Publicado no Jornal da Tarde, 04/04/2001
Blecaute e desemprego
Tenho visto na imprensa muitas especulações sobre o impacto dos apagões sobre o nível de emprego. Um estudo da Fundação Getúlio Vargas, amplamente divulgado na semana passada, estima que um corte de 20% na energia provoca uma queda de 1,5% no PIB e a não-criação de 850 mil empregos.
O cálculo me parece correto. Mas o estudo e refere aos empregos que deixarão de ser criados mas não se refere ao que serão destruídos.
O quadro me parece bem mais grave do que o desenhado. Conversei neste fim de semana com um amigo que dirige uma grande fábrica de autopeças e que têm dez fornos que funcionam continuamente, à 900 graus centígrados, e para os quais não dispõe de geradores em caso de blecaute.
A sua situação é desesperadora. Um forno desses não pode parar mais do que uma hora, sob pena de ser destruído. Por outro lado, mesmo que quisesse e pudesse comprar, não há no mercado geradores desse porte. O que fazer?
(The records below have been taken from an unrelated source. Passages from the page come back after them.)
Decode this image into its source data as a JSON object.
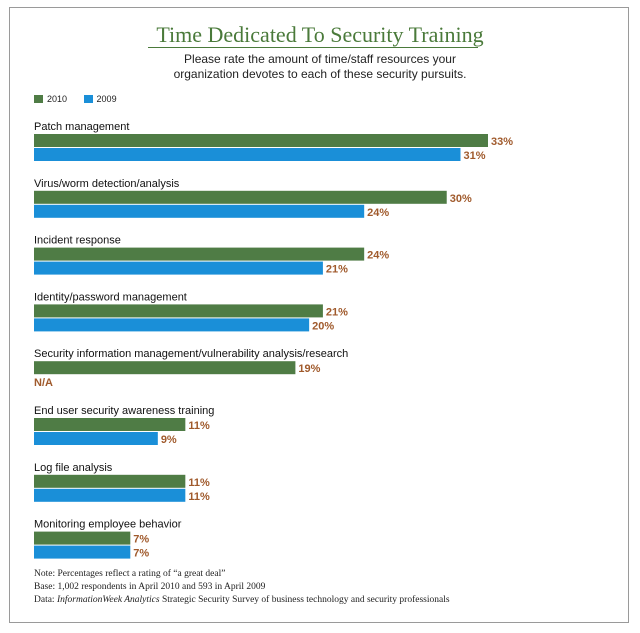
{
  "title": "Time Dedicated To Security Training",
  "subtitle_lines": [
    "Please rate the amount of time/staff resources your",
    "organization devotes to each of these security pursuits."
  ],
  "legend": [
    {
      "label": "2010",
      "color": "#4f7c45"
    },
    {
      "label": "2009",
      "color": "#1a8fd8"
    }
  ],
  "colors": {
    "value_label": "#a05a2c",
    "title": "#4a7a3a"
  },
  "chart_data": {
    "type": "bar",
    "orientation": "horizontal",
    "categories": [
      "Patch management",
      "Virus/worm detection/analysis",
      "Incident response",
      "Identity/password management",
      "Security information management/vulnerability analysis/research",
      "End user security awareness training",
      "Log file analysis",
      "Monitoring employee behavior"
    ],
    "series": [
      {
        "name": "2010",
        "values": [
          33,
          30,
          24,
          21,
          19,
          11,
          11,
          7
        ]
      },
      {
        "name": "2009",
        "values": [
          31,
          24,
          21,
          20,
          null,
          9,
          11,
          7
        ]
      }
    ],
    "value_labels": {
      "2010": [
        "33%",
        "30%",
        "24%",
        "21%",
        "19%",
        "11%",
        "11%",
        "7%"
      ],
      "2009": [
        "31%",
        "24%",
        "21%",
        "20%",
        "N/A",
        "9%",
        "11%",
        "7%"
      ]
    },
    "legend_position": "top-left",
    "grid": false
  },
  "notes": {
    "line1": "Note: Percentages reflect a rating of “a great deal”",
    "line2": "Base: 1,002 respondents in April 2010 and 593 in April 2009",
    "line3_prefix": "Data: ",
    "line3_source": "InformationWeek Analytics",
    "line3_suffix": " Strategic Security Survey of business technology and security professionals"
  }
}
É claro, que esse empresário terá de desativar, com a devida técnica, uma grande parte dos seus fornos, e reduzir sua produção pela metade – ou menos – e despedir 50% da sua força de trabalho. Um grande desastre social.
Mas o desastre não pára aí. Se ele não produzir as peças, as montadoras não poderão fabricar os automóveis – o que provocará desemprego entre os trabalhadores ali engajados. Mas, digamos que elas decidam importar as peças. Nesse caso, o meu amigo correrá o risco de fechar a fábrica a destruir todos os postos de trabalho ali existentes.
O desdobramento da crise energética é tão complexo que fica impossível, a esta altura, estimar todos os seus estragos. Ademais, quando cai produção e emprego, cai também as receitas do Estado e a manutenção dos programas sociais. Os desastres vão se desdobrando em cadeias de destruição.
Os impactos indiretos da crise energética são muito superiores aos impactos diretos – os mais visíveis. A indústria, sem dúvida, será a mais afetada. Afinal, esse setor consome 40% da energia do País. Mas, os setores setonômicos estão todos interligados.
Como e sabe, o comércio e serviços absorvem mais de 60% da força de trabalho nos dias atuais. Teoricamente, esses setores consomem menos energia. Mas ao faltar produtos industriais, isso afetará em cheio o comércio e os serviços, e portanto os empregos ali existentes.
A redução da oferta poderá ter um afeito inflacionário que, por sua vez, desorganiza toda a produção que, a duras penas voltou ao caminho da racionalidade depois do Plano Real. A falta de insumos e equipamentos no mercado interno levará as empresas a importar o mais possível, o que deve pressionar o dólar e, por consequência, a própria inflação.
Oxalá nada disso se confirme e que o Brasil venha a superar mais essa crise com expedientes de compensação. Mas, convenhamos, logo agora que a economia estava deslanchando vem o governo para anunciar que o Brasil precisa parar.
Há muito tempo, quando o Antonio Rogério Magri, que era Presidente do Sindicato dos Eletricitários queria pressionar as empresas por melhores salários, costumava dizer: "Ou vocês cedam, ou eu apago Brasil". Nunca acreditei que alguém fosse capaz de apagar o Brasil. Pois o governo foi.
A falta de energia elétrica tem impactos sociais muito maiores do que a falta de petróleo. Os graus e liberdade para se enfrentar uma escassez de gasolina e óleo diesel são muito maiores do que no caso da eletricidade. O Brasil já passou por isso, inventou o Pro-alcool que deu resultados muito rápidos e acabou superando os problemas da época. No caso da energia elétrica tudo é mais difícil. Vamos precisar de muita criatividade para superar a miopia dos nossos governantes.